Я встаю. Третий ассан открыт, чужая судьба плещется внутри радужным потоком, несется, подобно горной реке, обновляет и опьяняет. Ветер-бродяга, ветер-схимник, ветер-одиночка бросает мне в лицо горсть снега, расшалившийся в своей безнаказанности. Магия втягивается внутрь, кошачьей лапой прикрывает золотистые глаза, пушистым хвостом-защитой окутывает тело. Ключ обжигает грудь, и я стискиваю зубы, чтобы не закричать. Пахнет паленым. Каждый раз кожа на груди сгорает, чтобы обновится, следуя предписанию братства.

Брошка в виде паука удерживает плащ на шее. Я сжимаю ее в пальцах и возношу горячую хвалу жизни. Не верьте тем, кто пишет в легендах, что некроманты поклоняются смерти.

Низшие – возможно.

Но только не Черные Вдовцы. Разве можно пить из источника, который не существует? Боль – ядовитое зелье, жизнь – струящаяся река, смерть – врата. Переход. Врата невозможно испить. Их можно только открыть.

Я накрываю коченеющее тело Инги бархатным плащом. Вышитый золотой паук пленяет воображение, протяни руку, дотронься – оживет. И ведь оживает! Благодаря магии. Всегда и вовек. Первый закон в действии. Черные лапки шевелятся, брюшко отливает синим. Паук растопыривает жвала и деловито начинает пожирать труп.

Я отворачиваюсь и обнимаю себя за плечи. Магические потоки спиралью закручиваются перед глазами: этот мир прекрасен и удивителен. Я наполнен энергией, как драгоценный сосуд – кровью василиска.

Сильно пахнет еловыми ветвями и древесными грибами. А к смерти – специфическому запаху своей профессии – я успел принюхаться давно.

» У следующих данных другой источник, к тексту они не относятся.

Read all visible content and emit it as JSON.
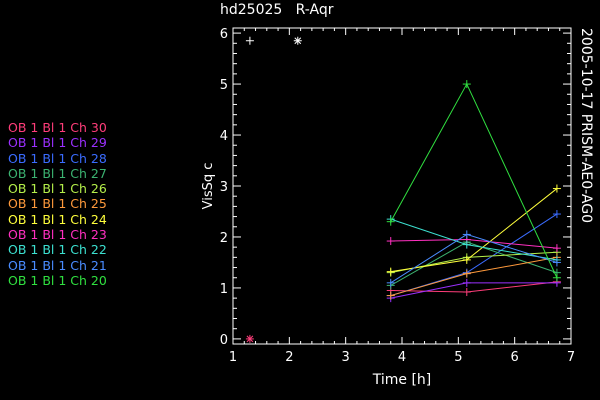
{
  "chart_data": {
    "type": "line",
    "title": "hd25025   R-Aqr",
    "side_label": "2005-10-17 PRISM-AE0-AG0",
    "xlabel": "Time [h]",
    "ylabel": "VisSq c",
    "xlim": [
      1,
      7
    ],
    "ylim": [
      -0.1,
      6.1
    ],
    "xticks": [
      "1",
      "2",
      "3",
      "4",
      "5",
      "6",
      "7"
    ],
    "yticks": [
      "0",
      "1",
      "2",
      "3",
      "4",
      "5",
      "6"
    ],
    "legend_placement": "left",
    "x": [
      3.8,
      5.15,
      6.75
    ],
    "series": [
      {
        "name": "OB 1 Bl 1 Ch 30",
        "color": "#ff3d7a",
        "values": [
          0.95,
          0.92,
          1.12
        ]
      },
      {
        "name": "OB 1 Bl 1 Ch 29",
        "color": "#9b30ff",
        "values": [
          0.8,
          1.1,
          1.1
        ]
      },
      {
        "name": "OB 1 Bl 1 Ch 28",
        "color": "#3a6cff",
        "values": [
          0.85,
          1.3,
          2.45
        ]
      },
      {
        "name": "OB 1 Bl 1 Ch 27",
        "color": "#3cb371",
        "values": [
          1.05,
          1.9,
          1.3
        ]
      },
      {
        "name": "OB 1 Bl 1 Ch 26",
        "color": "#b4ef4a",
        "values": [
          1.3,
          1.6,
          1.7
        ]
      },
      {
        "name": "OB 1 Bl 1 Ch 25",
        "color": "#ff9a3c",
        "values": [
          0.85,
          1.28,
          1.6
        ]
      },
      {
        "name": "OB 1 Bl 1 Ch 24",
        "color": "#ffff3c",
        "values": [
          1.32,
          1.55,
          2.95
        ]
      },
      {
        "name": "OB 1 Bl 1 Ch 23",
        "color": "#ff30c0",
        "values": [
          1.92,
          1.95,
          1.78
        ]
      },
      {
        "name": "OB 1 Bl 1 Ch 22",
        "color": "#3ce0d0",
        "values": [
          2.35,
          1.85,
          1.55
        ]
      },
      {
        "name": "OB 1 Bl 1 Ch 21",
        "color": "#4a8cff",
        "values": [
          1.1,
          2.05,
          1.5
        ]
      },
      {
        "name": "OB 1 Bl 1 Ch 20",
        "color": "#30e040",
        "values": [
          2.3,
          5.0,
          1.2
        ]
      }
    ],
    "extra_points": [
      {
        "x": 1.3,
        "y": 5.85,
        "marker": "+",
        "color": "#ffffff"
      },
      {
        "x": 2.15,
        "y": 5.85,
        "marker": "*",
        "color": "#ffffff"
      },
      {
        "x": 1.3,
        "y": 0.0,
        "marker": "*",
        "color": "#ff3d7a"
      }
    ]
  }
}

Туча разродилась, и снег – мягкий, липкий, настойчивый падает на бренный мир, затягивая его белесой пеленой.


2


Я сижу в кафе, курю, и дым поднимается к обледеневшему потолку. Город трупов и ворон, в котором никто не живет. Город подчинила себе смерть, которая воет сквозь разбитые окна домов, окутывает тротуары и парки туманным саваном. Когда-то я родился здесь. В месте, где пересекается время.

В горле першит. Я сплевываю вязкую слюну на пол, и она белым комочком замирает на обертке из-под шоколада. Под моими ногами – горы мусора. Сапоги утробно чавкают по ним всякий раз, когда я сажусь за любимый столик. Ожидание-боль, ожидание-змея тянется, как давно наскучившая мелодия.

Петр входит бесшумно. Он двигается плавно, несмотря на свои габариты: великан под два метра, весом более ста килограмм.

– Давно не виделись, Колька!

Голос громыхает, как сошедший с рельс поезд. Я встаю и скупо кланяюсь. Еще не хватало, выражать благодарность этому мудаку.

Петр резко отодвигает стул и хлопает в ладоши, на губах – улыбка, а в уголках черных глаз застыла смерть. Смерть-проклятие, смерть-искусство, смерть-ненависть. Петр был поднят одним из нашего братства и сделан Советчиком. Больше чем зомби, меньше чем человек.

– Что нужно? Зачем меня вызвали в межвременье?

Петр ухмыляется, оттопырив нижнюю губу. Кожа на его лице покрыта трупными пятнами, под горлом незатянувшийся рваный шрам. Кровь и плоть мертвеца давно превратились в черную труху, ядовитую для употребления. Хотя вряд ли в мире найдется дурак, решивший сожрать проклятого Советчика.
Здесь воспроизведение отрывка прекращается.